“Here at the age of 39, I began to be old,” ran the opening lines of Bristol Old Vic’s most illustrious alumnus, Jeremy Irons, in his role as Charles Ryder in 1981’s unforgettable and game-changing Brideshead Revisited (BBC). And now, aged 67: “Stage acting is hard for an old man like me, and the older you get the harder it is to retain lines.”
But there stands Irons on the BOV stage, after a ten year break from the theatre, a lean and still craggily handsome grey wolf, emanating That Voice of fag-ash and gravel soaked in port. Delightfully, the famously militant old gaffer sparks up a ‘cigaaarrrr’ in the first 30 seconds and puffs on it intermittently throughout. A whiff of tobacco pervades the galleries: aah, the great smell of brute.
And so begins Eugene O’Neill’s lengthy, relentless familial tragedy of failure, addiction, guilt, emotional enmeshment and woundings. True to the circular nature of dysfunction, the play goes round and round the subject matter symphonically, each time in a different key and with a different player leading that movement.
And by god, what a lot of lines there are to retain in this play! Irons fluffs only once and threatens to get into a loop, but gets out again elegantly with a small prompt from his stage son (it’s a sobering thought that O’Neill would probably get short shrift from today’s theatre producers in the current climate of short autobiographical monologues and spare ping-pong texts, as he touted his weighty opus around the agencies in a wheelbarrow).
O’Neill is one of the behemoths of mid-20th century theatre and his work was part of the move towards psychological realism and naturalism laid down by Chekhov, Strindberg and Ibsen that paved the way for Williams, Miller and Mamet. In a 1949 essay, Arthur Miller made the case for a tragedy in his own age for “we who are without kings,” or in O’Neill’s case, without a God.
As director Richard Eyre comments in this production’s programme notes: “From his own life [O’Neill] excavated the pain and overwhelming loneliness of living in the first century of which it could be truthfully said that God is dead.” In Long Day’s Journey… the opium of religious belief has been literally replaced by opiates and alcohol: father and both sons are alcoholics, while mother shoots up morphine under the guise of needing ‘a little rest’ upstairs in the afternoons.

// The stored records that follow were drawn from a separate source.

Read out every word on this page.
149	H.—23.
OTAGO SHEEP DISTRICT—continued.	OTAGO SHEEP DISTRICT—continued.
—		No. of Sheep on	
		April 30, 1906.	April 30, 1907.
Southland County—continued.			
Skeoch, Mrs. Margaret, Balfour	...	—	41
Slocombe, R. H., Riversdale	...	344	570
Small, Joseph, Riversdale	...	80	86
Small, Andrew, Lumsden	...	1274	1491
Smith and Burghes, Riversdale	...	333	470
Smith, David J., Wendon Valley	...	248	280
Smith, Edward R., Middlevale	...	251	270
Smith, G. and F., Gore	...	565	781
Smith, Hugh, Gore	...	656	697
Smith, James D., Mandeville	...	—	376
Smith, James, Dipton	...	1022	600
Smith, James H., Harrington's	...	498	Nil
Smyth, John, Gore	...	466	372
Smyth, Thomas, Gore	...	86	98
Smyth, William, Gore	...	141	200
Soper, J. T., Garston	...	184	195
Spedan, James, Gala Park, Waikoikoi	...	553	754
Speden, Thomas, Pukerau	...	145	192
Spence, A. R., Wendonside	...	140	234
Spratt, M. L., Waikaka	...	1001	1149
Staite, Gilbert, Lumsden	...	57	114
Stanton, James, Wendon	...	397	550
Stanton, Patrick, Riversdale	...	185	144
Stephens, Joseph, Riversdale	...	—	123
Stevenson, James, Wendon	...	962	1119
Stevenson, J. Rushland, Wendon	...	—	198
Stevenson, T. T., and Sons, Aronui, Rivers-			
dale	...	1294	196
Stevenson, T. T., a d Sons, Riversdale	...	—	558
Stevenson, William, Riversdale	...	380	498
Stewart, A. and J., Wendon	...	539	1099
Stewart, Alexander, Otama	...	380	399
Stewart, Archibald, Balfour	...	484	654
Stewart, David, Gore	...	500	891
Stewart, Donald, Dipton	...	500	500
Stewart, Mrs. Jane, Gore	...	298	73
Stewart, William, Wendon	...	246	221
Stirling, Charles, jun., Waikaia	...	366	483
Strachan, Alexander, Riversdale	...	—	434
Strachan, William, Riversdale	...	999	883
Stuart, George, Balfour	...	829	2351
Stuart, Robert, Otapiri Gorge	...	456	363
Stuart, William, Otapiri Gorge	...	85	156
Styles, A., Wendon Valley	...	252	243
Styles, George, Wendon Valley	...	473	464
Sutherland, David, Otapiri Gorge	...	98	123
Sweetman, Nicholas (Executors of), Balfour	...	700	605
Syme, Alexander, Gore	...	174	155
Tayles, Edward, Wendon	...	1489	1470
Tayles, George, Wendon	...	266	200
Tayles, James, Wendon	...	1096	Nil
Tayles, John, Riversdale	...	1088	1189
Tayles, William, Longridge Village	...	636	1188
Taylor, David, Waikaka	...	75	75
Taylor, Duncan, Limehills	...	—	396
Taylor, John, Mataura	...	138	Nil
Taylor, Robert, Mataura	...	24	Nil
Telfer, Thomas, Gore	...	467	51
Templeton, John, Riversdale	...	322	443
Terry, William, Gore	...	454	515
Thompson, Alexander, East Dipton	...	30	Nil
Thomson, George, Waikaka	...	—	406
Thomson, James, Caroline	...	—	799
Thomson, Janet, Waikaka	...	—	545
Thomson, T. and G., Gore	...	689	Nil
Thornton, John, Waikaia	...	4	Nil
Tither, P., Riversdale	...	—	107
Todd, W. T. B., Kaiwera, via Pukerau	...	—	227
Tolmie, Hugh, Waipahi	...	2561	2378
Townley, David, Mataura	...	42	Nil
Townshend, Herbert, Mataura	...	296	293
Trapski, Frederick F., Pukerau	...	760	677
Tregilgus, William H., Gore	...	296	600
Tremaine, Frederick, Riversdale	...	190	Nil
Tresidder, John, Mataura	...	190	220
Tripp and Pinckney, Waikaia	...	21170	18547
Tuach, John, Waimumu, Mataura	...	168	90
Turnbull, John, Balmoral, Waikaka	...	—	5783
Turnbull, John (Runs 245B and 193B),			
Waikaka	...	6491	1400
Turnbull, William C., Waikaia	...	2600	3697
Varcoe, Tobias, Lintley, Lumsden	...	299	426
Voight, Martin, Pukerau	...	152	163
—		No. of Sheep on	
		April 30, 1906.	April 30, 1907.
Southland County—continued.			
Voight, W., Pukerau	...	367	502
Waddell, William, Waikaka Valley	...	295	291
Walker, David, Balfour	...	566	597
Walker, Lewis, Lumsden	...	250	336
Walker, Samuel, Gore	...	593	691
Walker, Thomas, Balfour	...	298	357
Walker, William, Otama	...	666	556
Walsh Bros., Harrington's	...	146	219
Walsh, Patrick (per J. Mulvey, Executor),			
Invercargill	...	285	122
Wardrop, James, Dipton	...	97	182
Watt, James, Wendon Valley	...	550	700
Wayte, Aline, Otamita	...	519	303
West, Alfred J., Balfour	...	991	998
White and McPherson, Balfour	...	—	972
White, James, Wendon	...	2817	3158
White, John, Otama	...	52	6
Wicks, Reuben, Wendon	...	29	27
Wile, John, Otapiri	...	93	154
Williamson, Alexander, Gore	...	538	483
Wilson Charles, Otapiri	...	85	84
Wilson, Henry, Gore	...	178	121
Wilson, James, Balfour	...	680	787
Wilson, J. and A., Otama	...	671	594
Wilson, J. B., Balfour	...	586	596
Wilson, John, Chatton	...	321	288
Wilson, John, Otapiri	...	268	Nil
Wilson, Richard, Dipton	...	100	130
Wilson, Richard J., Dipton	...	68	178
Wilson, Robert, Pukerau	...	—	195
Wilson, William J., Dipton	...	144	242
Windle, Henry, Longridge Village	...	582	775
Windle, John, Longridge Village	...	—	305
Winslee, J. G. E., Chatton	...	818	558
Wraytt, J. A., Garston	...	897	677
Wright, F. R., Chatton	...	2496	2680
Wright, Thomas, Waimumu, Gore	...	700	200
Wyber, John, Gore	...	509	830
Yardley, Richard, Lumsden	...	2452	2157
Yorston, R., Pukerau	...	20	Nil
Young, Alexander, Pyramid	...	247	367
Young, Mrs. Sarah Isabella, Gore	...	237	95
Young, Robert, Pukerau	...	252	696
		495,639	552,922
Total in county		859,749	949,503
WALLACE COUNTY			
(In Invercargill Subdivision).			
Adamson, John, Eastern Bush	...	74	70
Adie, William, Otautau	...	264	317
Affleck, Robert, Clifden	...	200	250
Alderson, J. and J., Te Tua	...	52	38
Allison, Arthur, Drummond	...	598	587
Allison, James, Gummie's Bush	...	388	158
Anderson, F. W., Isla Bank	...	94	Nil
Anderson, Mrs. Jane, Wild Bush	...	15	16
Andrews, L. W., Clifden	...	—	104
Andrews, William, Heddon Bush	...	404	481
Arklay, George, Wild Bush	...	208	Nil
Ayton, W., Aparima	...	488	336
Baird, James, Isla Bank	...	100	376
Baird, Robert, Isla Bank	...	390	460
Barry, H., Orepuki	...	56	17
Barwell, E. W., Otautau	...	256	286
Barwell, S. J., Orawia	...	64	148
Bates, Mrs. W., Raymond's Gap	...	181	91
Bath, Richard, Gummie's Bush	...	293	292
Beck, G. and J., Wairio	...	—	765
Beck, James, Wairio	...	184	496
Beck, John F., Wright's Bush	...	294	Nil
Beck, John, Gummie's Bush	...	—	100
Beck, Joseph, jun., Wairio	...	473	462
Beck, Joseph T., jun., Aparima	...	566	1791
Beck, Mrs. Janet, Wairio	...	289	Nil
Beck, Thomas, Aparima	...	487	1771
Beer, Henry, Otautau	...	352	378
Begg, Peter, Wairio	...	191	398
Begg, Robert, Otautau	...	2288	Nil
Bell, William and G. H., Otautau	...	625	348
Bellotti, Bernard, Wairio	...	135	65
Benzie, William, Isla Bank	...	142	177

And deep loneliness is the central theme of this play, while the family dynamic is the vehicle, a dynamic that is played out for us in full and in all shades and permutations: whole family, husband and wife, mother and son, father and son, son and son. Only a short scene with mother and the Irish maid supplies a little light relief, with Jessica Regan providing some welcome theatrical yeast.
Despite its length and repetitiveness as a play, it is superbly acted throughout by the whole cast. However, unlike the rest of his stage family, Irons struggles noticeably with the American accent – his own cut-glass English accent soon begins to get the upper hand, with Brideshead threatening to invade Connecticut. That aside, he brings touching, nuanced tenderness and vulnerability to the role of the otherwise domineering and penny-pinching ‘big daddy’, James Tyrone. And lighting designer Peter Mumford affords us some necessary fun light relief in Tyrone’s obsession with turning off lights to save cents.
However, it is Lesley Manville’s sheer brilliance in her role as the fallen matriarch that takes centre stage. Her immaculate and infallible sense of timing, cadence and presence steals this show, and is a match for Richard Eyre’s even-handed direction and vision.